Malgré cette exposition et une voiture apparemment suffisamment aboutie pour être essayée et montrée au public, Devon demeure une entreprise très jeune. Son avenir dépend encore de l’accès aux composants de la Viper, de partenaires industriels et de sa capacité à financer une production extrêmement limitée dans un contexte économique peu favorable aux nouveaux constructeurs.
2010 : l’abandon de la GTX met fin aux ambitions de production
Devon prévoyait de livrer les premières GTX au cours du premier trimestre 2010. Ce calendrier ne sera jamais respecté. Dès janvier, le programme est donné comme abandonné. La jeune marque se retrouve confrontée aux conséquences de l’échec de sa tentative de reprise de Viper et aux incertitudes entourant la continuité industrielle du modèle de Dodge dont elle dépend étroitement.
Le contexte économique joue également contre Devon. La crise de 2008 et 2009 a profondément perturbé l’industrie automobile américaine, tandis que la mise en production d’une supercar à plusieurs centaines de milliers de dollars nécessite des capitaux importants pour un volume de vente par définition très faible. Sans maîtrise de la plateforme dont elle dépend et sans outil industriel autonome comparable à celui d’un constructeur établi, Devon ne parvient pas à transformer ses prototypes en automobiles commercialisées en série.
La GTX reste ainsi l’unique véritable modèle automobile de Devon Motorworks. Les rétrospectives consacrées à la marque font généralement état de deux prototypes construits. Ce chiffre ne doit pas être confondu avec l’objectif de 36 exemplaires annuels annoncé lors du lancement, qui n’a jamais été atteint. Devon n’a donc pas connu de gamme successive, de deuxième génération ou de développement industriel comparable à celui d’une marque automobile traditionnelle.
2011 : Devon Works confirme le virage hors de l’automobile
Après l’arrêt du programme GTX, les activités associées à Scott Devon se déplacent vers d’autres secteurs du design et du luxe. Le nom Devon Works est notamment utilisé dans l’horlogerie, avec des créations mécaniques haut de gamme qui prolongent l’intérêt du fondateur pour les objets techniques à forte identité visuelle.
Cette évolution marque la séparation entre l’aventure automobile de Devon Motorworks et les activités ultérieures portant le nom Devon. Il ne s’agit pas d’un rachat de la marque automobile par un autre constructeur, ni d’une relance de la GTX sous une nouvelle identité. Certaines sources rétrospectives situent la fin définitive de Devon Motorworks autour de 2013, mais l’événement historiquement déterminant reste l’abandon du programme automobile dès 2010 plutôt qu’une date administrative de dissolution difficile à établir avec la même précision.

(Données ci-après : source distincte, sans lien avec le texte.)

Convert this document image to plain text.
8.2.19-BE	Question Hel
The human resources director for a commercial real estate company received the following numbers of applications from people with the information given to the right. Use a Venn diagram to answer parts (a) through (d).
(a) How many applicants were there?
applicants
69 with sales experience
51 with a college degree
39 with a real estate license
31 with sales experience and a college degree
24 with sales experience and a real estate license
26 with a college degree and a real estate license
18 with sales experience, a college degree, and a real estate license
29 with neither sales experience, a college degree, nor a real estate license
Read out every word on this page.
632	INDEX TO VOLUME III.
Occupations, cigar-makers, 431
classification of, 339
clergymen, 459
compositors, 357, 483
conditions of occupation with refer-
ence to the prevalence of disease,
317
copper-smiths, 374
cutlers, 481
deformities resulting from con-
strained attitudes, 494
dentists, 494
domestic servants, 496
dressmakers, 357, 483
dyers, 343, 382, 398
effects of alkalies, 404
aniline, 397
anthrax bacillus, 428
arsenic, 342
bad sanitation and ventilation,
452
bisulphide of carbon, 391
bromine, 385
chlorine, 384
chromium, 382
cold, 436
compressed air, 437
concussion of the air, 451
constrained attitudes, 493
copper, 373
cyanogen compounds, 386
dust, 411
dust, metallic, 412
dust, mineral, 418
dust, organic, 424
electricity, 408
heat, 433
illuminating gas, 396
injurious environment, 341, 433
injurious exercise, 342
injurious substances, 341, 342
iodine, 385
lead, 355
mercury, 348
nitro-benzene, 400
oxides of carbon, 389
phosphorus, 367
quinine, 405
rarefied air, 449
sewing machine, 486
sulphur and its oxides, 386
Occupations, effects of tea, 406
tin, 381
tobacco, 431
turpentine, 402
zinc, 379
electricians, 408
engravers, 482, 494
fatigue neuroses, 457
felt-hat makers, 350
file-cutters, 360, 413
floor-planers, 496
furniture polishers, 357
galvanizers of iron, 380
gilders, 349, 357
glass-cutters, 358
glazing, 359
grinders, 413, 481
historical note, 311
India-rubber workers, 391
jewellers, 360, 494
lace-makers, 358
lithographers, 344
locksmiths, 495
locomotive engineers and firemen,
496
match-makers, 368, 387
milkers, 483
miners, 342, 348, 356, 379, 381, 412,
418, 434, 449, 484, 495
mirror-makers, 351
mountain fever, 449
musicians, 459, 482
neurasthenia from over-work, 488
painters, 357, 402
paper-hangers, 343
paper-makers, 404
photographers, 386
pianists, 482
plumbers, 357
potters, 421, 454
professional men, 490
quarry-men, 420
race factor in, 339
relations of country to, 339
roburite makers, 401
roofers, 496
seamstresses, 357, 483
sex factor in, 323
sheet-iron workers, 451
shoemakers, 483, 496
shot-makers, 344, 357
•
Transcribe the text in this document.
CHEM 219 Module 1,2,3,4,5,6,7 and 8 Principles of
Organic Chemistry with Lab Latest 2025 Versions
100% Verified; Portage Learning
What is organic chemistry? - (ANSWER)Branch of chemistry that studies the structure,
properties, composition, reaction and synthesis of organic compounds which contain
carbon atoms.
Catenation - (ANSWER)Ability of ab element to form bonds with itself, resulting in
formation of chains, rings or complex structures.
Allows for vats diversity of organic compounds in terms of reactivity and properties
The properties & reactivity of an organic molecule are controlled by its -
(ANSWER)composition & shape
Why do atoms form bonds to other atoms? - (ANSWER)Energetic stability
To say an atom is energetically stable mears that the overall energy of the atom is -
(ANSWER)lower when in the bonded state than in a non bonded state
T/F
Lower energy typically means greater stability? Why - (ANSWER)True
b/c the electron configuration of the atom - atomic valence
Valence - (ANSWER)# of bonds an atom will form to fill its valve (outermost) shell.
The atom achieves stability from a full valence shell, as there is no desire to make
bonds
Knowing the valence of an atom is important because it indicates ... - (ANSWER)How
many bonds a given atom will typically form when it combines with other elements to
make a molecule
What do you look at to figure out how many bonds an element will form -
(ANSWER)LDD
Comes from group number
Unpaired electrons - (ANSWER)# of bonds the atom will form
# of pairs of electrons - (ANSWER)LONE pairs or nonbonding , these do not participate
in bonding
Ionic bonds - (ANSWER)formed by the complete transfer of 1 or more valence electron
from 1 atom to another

À l’heure actuelle, Devon ne possède plus d’activité automobile identifiable. Le nom subsiste principalement dans l’univers de Devon Works et de ses produits horlogers. L’histoire de la marque de voiture Devon reste donc celle d’une tentative très brève de créer une supercar américaine indépendante : née en 2008, portée à son point culminant par la GTX en 2009, elle s’est arrêtée avant d’atteindre la production commerciale.